We spent over three hours at the monastery then drove back to Lhasa proper. We had an hour off before our afternoon tour - I decided to skip lunch and spent the hour relaxing in my room. At three I went to meet the group at the Jokhang Temple on Barkhor square. Again - it was pretty, beautiful, all the standard adjectives, but mostly just more of the same. The Jokhang was built it the fourth century and lots of it is still original - that is impressive! There's also a statue of the Buddha that was supposedly blessed by Buddha himself before he ascended to Nirvana. All very interesting, but there's been a bit too much tour stuff over the last week and I was really itching by end of the two hours.
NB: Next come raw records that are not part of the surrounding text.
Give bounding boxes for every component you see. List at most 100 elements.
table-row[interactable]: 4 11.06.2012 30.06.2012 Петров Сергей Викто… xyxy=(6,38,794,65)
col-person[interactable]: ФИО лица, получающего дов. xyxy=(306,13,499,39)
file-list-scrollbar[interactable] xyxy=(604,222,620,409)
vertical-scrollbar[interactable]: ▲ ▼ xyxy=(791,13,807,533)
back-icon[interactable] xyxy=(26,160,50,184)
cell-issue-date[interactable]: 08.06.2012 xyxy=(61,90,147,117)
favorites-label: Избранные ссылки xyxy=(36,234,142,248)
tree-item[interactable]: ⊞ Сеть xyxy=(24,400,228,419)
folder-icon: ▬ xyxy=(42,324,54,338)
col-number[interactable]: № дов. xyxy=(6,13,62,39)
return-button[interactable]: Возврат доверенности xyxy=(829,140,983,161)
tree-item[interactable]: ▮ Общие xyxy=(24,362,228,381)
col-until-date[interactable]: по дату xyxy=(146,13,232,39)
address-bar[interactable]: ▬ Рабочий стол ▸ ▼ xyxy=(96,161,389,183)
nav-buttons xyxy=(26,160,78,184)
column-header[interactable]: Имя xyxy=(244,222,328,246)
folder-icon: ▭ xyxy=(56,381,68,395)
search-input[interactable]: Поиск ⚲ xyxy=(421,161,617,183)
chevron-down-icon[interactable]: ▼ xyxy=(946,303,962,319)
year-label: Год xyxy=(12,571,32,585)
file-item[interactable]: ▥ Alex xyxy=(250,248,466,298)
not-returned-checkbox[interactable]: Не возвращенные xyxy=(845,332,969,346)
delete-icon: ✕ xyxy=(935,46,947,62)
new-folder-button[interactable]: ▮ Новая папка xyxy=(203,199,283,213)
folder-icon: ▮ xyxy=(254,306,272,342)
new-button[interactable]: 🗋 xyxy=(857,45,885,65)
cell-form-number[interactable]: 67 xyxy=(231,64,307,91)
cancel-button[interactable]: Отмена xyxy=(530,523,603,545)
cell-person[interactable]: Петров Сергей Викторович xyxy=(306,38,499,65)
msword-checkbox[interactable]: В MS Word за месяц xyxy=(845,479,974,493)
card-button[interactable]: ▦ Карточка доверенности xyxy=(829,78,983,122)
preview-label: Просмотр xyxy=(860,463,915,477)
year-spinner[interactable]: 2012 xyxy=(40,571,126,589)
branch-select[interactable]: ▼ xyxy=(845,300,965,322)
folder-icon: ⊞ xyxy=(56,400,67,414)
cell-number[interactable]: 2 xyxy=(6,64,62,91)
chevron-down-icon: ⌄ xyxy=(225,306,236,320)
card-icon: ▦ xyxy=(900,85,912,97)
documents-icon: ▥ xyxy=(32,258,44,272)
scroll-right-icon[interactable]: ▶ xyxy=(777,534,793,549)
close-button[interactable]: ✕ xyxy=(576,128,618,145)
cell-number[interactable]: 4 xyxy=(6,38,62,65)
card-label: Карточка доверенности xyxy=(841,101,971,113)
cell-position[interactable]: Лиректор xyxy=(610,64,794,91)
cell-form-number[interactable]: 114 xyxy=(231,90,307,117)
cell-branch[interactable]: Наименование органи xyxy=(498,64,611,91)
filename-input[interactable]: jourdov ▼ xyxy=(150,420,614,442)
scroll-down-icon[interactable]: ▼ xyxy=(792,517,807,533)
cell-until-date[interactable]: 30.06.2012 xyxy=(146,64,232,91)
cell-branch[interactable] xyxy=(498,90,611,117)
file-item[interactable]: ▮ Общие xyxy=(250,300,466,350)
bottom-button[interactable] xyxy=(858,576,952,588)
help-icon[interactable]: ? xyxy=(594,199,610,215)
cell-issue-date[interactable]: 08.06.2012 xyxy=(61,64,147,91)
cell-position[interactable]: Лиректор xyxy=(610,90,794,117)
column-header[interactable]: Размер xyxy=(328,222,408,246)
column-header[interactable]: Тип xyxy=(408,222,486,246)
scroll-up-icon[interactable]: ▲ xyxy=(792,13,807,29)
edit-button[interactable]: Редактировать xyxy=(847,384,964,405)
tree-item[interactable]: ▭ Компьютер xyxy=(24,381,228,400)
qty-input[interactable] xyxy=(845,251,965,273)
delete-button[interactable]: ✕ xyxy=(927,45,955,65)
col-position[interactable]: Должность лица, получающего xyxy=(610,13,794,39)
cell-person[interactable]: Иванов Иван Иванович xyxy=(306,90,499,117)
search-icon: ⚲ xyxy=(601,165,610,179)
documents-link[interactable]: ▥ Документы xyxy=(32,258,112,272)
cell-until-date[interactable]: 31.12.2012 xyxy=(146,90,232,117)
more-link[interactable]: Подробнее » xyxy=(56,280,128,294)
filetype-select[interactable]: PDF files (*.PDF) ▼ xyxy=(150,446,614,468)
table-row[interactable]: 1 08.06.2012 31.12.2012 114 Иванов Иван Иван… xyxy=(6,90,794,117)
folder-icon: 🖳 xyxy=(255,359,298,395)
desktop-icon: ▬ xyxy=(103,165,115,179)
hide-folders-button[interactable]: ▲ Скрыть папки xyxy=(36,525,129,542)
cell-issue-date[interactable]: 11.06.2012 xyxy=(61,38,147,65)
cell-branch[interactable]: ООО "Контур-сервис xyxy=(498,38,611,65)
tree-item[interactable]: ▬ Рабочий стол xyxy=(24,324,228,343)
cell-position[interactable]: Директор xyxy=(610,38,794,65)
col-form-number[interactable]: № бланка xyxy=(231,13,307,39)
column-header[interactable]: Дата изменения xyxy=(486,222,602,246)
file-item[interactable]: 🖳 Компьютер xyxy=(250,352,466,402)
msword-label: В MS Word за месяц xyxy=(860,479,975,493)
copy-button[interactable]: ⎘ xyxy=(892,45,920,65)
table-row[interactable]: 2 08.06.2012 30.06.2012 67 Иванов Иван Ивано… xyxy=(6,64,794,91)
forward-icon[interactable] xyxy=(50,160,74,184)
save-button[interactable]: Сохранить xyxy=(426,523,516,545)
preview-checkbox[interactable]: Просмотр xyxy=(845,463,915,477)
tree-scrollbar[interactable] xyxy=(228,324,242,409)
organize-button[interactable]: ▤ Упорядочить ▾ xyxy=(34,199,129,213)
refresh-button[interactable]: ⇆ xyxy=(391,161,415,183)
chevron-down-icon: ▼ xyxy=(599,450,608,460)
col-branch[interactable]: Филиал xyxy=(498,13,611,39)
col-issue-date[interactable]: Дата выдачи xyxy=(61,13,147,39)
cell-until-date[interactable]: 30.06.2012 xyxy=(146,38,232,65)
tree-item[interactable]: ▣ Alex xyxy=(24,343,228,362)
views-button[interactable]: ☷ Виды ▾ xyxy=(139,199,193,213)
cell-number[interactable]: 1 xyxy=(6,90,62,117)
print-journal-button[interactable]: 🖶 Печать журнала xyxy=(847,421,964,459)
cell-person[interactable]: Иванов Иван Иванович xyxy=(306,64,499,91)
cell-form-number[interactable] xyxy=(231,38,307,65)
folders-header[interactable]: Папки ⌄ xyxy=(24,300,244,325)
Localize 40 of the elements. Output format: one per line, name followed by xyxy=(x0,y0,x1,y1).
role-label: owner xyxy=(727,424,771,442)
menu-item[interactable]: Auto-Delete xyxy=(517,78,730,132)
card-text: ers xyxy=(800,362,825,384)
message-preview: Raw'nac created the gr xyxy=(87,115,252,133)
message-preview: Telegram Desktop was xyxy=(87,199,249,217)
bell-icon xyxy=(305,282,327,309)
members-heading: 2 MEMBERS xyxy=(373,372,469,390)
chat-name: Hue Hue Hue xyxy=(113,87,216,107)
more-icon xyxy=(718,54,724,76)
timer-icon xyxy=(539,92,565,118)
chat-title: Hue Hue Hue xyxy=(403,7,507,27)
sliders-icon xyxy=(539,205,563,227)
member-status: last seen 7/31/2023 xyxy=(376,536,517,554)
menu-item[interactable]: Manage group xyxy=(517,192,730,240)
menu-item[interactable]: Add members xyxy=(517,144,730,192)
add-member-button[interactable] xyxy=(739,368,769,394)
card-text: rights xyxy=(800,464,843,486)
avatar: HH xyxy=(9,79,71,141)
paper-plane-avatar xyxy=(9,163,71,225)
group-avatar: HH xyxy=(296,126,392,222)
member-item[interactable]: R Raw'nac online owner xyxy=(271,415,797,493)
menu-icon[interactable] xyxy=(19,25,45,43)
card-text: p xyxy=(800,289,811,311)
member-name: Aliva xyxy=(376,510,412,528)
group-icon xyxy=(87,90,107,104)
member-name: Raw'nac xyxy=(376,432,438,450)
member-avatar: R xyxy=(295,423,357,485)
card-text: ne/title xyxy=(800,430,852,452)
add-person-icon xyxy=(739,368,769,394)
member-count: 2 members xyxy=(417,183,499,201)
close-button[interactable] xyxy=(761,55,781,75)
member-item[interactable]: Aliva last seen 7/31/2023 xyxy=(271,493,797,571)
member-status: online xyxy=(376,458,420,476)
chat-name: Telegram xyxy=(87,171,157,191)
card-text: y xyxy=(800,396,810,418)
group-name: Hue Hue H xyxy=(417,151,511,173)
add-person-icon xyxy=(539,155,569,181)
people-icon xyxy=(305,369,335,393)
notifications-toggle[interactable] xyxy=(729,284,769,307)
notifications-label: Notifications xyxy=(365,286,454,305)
After the tour Nima (the guide) made arrangements to meet us at the hotel at six and the rest of us explored the roof of the temp. The view out over Barkhor Square, the old town, and to the Potala Palace was amazing. As the perfect cap to the atmosphere there was some kind of festival involving about fifty male and female dancers on one of the near by roofs. There was no music, only their singing and thumping sticks. Just perfect...
At six we all met up again at the hotel to pick up our plane tickets, arrange airport transport (at six am!), and say goodbye. After getting all the business done I left the group and went to use the internet, but I couldn't due to a power failure caused by street construction (so not likely to be fixed soon). Instead I went for diner and read. After I finished diner I went for a walk in the evening light (it doesn't get dark until well after eight). I found another internet cafe up the road from the hotel and got on the net for an hour. While on the net I realized that I had somehow lost all the digital photos I had taken before getting to Lhasa - I still had the thumbnails, but the large images were gone - and I have no way of restoring more than the two or three I specially saved - about 60 images from Tibet are gone! I walked back to hotel in the pouring rain - it wasn't cold out but the rain itself felt to be near freezing - it was very cold. Back in the room I packed, showered, and just generally prepared for tomorrows 5:15 wake up call.